The report he did for Nixon after US peak (and that was also presented to the OECD) is still classified to my knowledge. It would be interesting to know if it could be declassified now, isn’t there a 30 years limit or something for this ?
This report must clearly be the time when the peak oil concept became known in high(or some) political circles …

Sun, 02/09/2014 - 04:47 | Link to Comment Johnny Cocknballs
Sun, 02/09/2014 - 05:48 | Link to Comment maneco
maneco's picture

There is a big discrepancy between interest rates and commodity prices. Before the year 2000 a rising commodity market led generally to higher interest rates but ever since the bottom in commodites in 1999/2000 interest rates have continued to drop. This seems to be the Mother of All Manipulations and it also seems to coincide with the repeal of Glass-Steagall which has allowed commercial banks to be involved in trading and using OTC derivatives in all kinds of instrument like interest rate swaps, bond futures, swaptions, intererst rate futures etc...

Sun, 02/09/2014 - 07:35 | Link to Comment orangegeek
orangegeek's picture

The historicals about reserve currencies is interesting, but much has changed since the GBP was the reserve - technology, global integration

 

And the USD does not stand alone - it took is arithmetically integrated into other currencies including the GBP - details below.
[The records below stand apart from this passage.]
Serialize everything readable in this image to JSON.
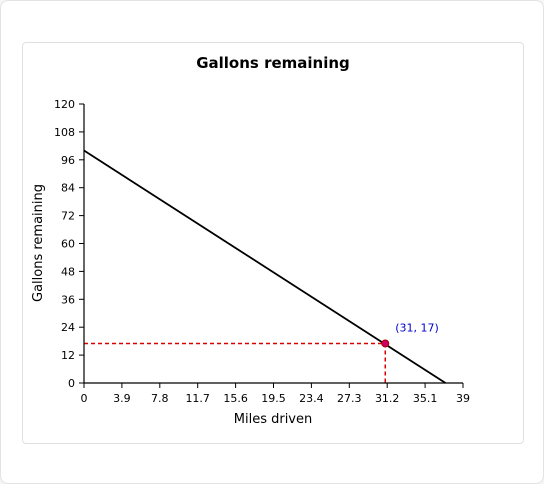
{
  "chart_data": {
    "type": "line",
    "title": "Gallons remaining",
    "xlabel": "Miles driven",
    "ylabel": "Gallons remaining",
    "xlim": [
      0,
      39
    ],
    "ylim": [
      0,
      120
    ],
    "x_ticks": [
      "0",
      "3.9",
      "7.8",
      "11.7",
      "15.6",
      "19.5",
      "23.4",
      "27.3",
      "31.2",
      "35.1",
      "39"
    ],
    "y_ticks": [
      "0",
      "12",
      "24",
      "36",
      "48",
      "60",
      "72",
      "84",
      "96",
      "108",
      "120"
    ],
    "series": [
      {
        "x": [
          0,
          37.2
        ],
        "y": [
          100,
          0
        ]
      }
    ],
    "highlight_point": {
      "x": 31,
      "y": 17,
      "label": "(31, 17)"
    },
    "grid": false,
    "colors": {
      "line": "#000000",
      "point_fill": "#cc0066",
      "point_stroke": "#aa0000",
      "guide": "#dd0000",
      "annotation": "#0000cc"
    }
  }
}
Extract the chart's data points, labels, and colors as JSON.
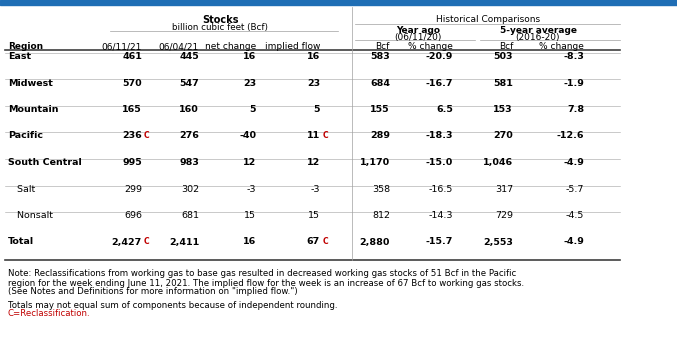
{
  "rows": [
    {
      "region": "East",
      "bold": true,
      "indent": false,
      "v1": "461",
      "c1": false,
      "v2": "445",
      "v3": "16",
      "v4": "16",
      "c4": false,
      "v5": "583",
      "v6": "-20.9",
      "v7": "503",
      "v8": "-8.3"
    },
    {
      "region": "Midwest",
      "bold": true,
      "indent": false,
      "v1": "570",
      "c1": false,
      "v2": "547",
      "v3": "23",
      "v4": "23",
      "c4": false,
      "v5": "684",
      "v6": "-16.7",
      "v7": "581",
      "v8": "-1.9"
    },
    {
      "region": "Mountain",
      "bold": true,
      "indent": false,
      "v1": "165",
      "c1": false,
      "v2": "160",
      "v3": "5",
      "v4": "5",
      "c4": false,
      "v5": "155",
      "v6": "6.5",
      "v7": "153",
      "v8": "7.8"
    },
    {
      "region": "Pacific",
      "bold": true,
      "indent": false,
      "v1": "236",
      "c1": true,
      "v2": "276",
      "v3": "-40",
      "v4": "11",
      "c4": true,
      "v5": "289",
      "v6": "-18.3",
      "v7": "270",
      "v8": "-12.6"
    },
    {
      "region": "South Central",
      "bold": true,
      "indent": false,
      "v1": "995",
      "c1": false,
      "v2": "983",
      "v3": "12",
      "v4": "12",
      "c4": false,
      "v5": "1,170",
      "v6": "-15.0",
      "v7": "1,046",
      "v8": "-4.9"
    },
    {
      "region": "Salt",
      "bold": false,
      "indent": true,
      "v1": "299",
      "c1": false,
      "v2": "302",
      "v3": "-3",
      "v4": "-3",
      "c4": false,
      "v5": "358",
      "v6": "-16.5",
      "v7": "317",
      "v8": "-5.7"
    },
    {
      "region": "Nonsalt",
      "bold": false,
      "indent": true,
      "v1": "696",
      "c1": false,
      "v2": "681",
      "v3": "15",
      "v4": "15",
      "c4": false,
      "v5": "812",
      "v6": "-14.3",
      "v7": "729",
      "v8": "-4.5"
    },
    {
      "region": "Total",
      "bold": true,
      "indent": false,
      "v1": "2,427",
      "c1": true,
      "v2": "2,411",
      "v3": "16",
      "v4": "67",
      "c4": true,
      "v5": "2,880",
      "v6": "-15.7",
      "v7": "2,553",
      "v8": "-4.9"
    }
  ],
  "note_text1": "Note: Reclassifications from working gas to base gas resulted in decreased working gas stocks of 51 Bcf in the Pacific",
  "note_text2": "region for the week ending June 11, 2021. The implied flow for the week is an increase of 67 Bcf to working gas stocks.",
  "note_text3": "(See Notes and Definitions for more information on \"implied flow.\")",
  "totals_note": "Totals may not equal sum of components because of independent rounding.",
  "c_note": "C=Reclassification.",
  "top_bar_color": "#1f6eb5",
  "red_color": "#c00000",
  "dark_line_color": "#404040",
  "light_line_color": "#a0a0a0"
}
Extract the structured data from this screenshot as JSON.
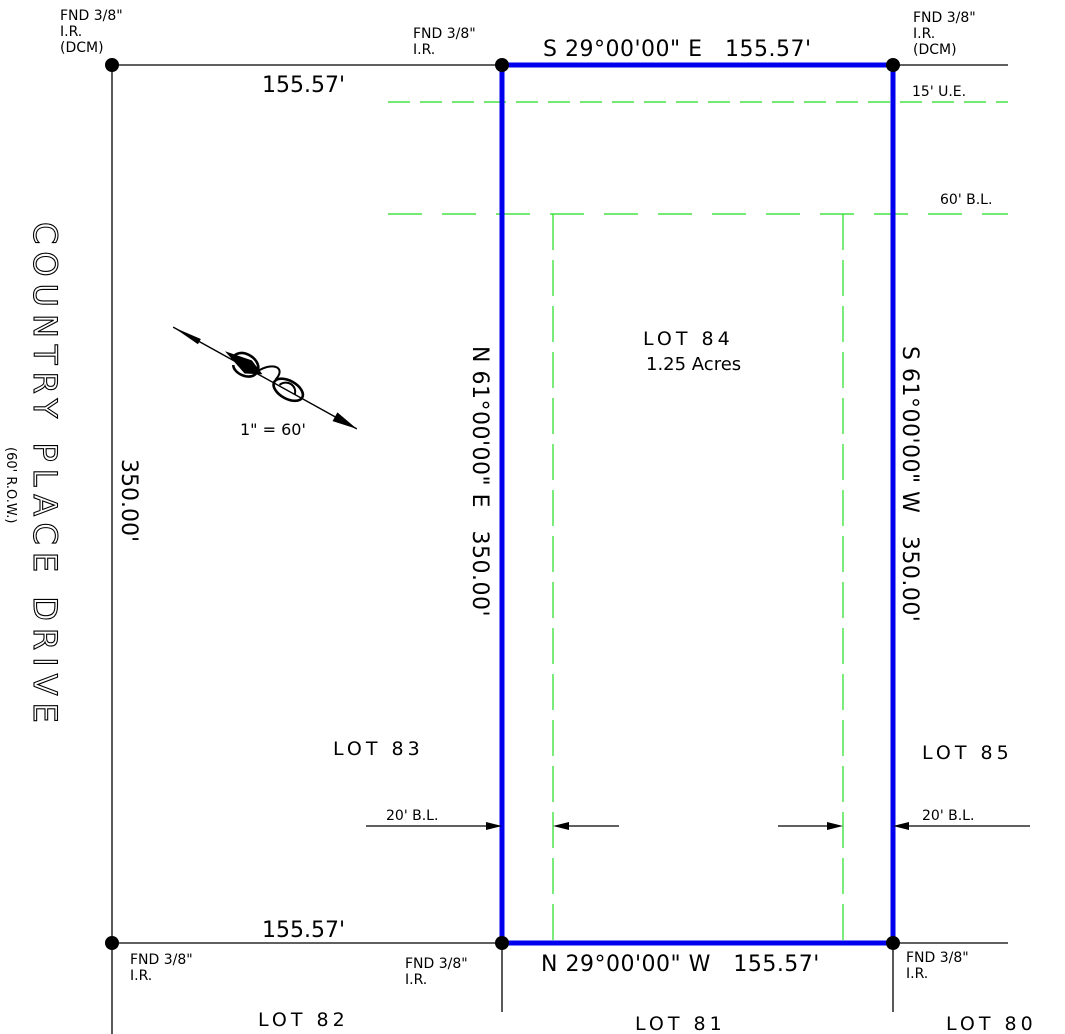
{
  "colors": {
    "lot_boundary": "#0000ee",
    "setback_lines": "#22dd22",
    "linework": "#000000",
    "background": "#ffffff"
  },
  "street": {
    "name": "COUNTRY PLACE DRIVE",
    "row": "(60' R.O.W.)"
  },
  "subject_lot": {
    "name": "LOT 84",
    "area": "1.25 Acres",
    "north_line": "S 29°00'00\" E   155.57'",
    "south_line": "N 29°00'00\" W   155.57'",
    "west_line": "N 61°00'00\" E   350.00'",
    "east_line": "S 61°00'00\" W   350.00'"
  },
  "adjoining_lots": {
    "lot_83": "LOT 83",
    "lot_85": "LOT 85",
    "lot_82": "LOT 82",
    "lot_81": "LOT 81",
    "lot_80": "LOT 80"
  },
  "dimensions": {
    "top_left": "155.57'",
    "bottom_left": "155.57'",
    "left_side": "350.00'"
  },
  "easements": {
    "utility": "15' U.E.",
    "building_line_front": "60' B.L.",
    "building_line_left": "20' B.L.",
    "building_line_right": "20' B.L."
  },
  "monuments": {
    "far_top_left": [
      "FND 3/8\"",
      "I.R.",
      "(DCM)"
    ],
    "top_left": [
      "FND 3/8\"",
      "I.R."
    ],
    "top_right": [
      "FND 3/8\"",
      "I.R.",
      "(DCM)"
    ],
    "far_bottom_left": [
      "FND 3/8\"",
      "I.R."
    ],
    "bottom_left": [
      "FND 3/8\"",
      "I.R."
    ],
    "bottom_right": [
      "FND 3/8\"",
      "I.R."
    ]
  },
  "north_arrow": {
    "icon": "north-arrow-icon",
    "scale": "1\" = 60'"
  }
}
http://bullandbearmash.com/about/usd/

Sun, 02/09/2014 - 09:33 | Link to Comment Liberty2012
Liberty2012's picture

Thank you! Wonderful charts.

Sun, 02/09/2014 - 13:14 | Link to Comment Music101
Music101's picture

Check out KARL DENNINGER'S STOCK CHARTS -- MUST SEE!! Below:

https://www.youtube.com/watch?v=XqWIS0O2gIk

Do NOT follow this link or you will be banned from the site!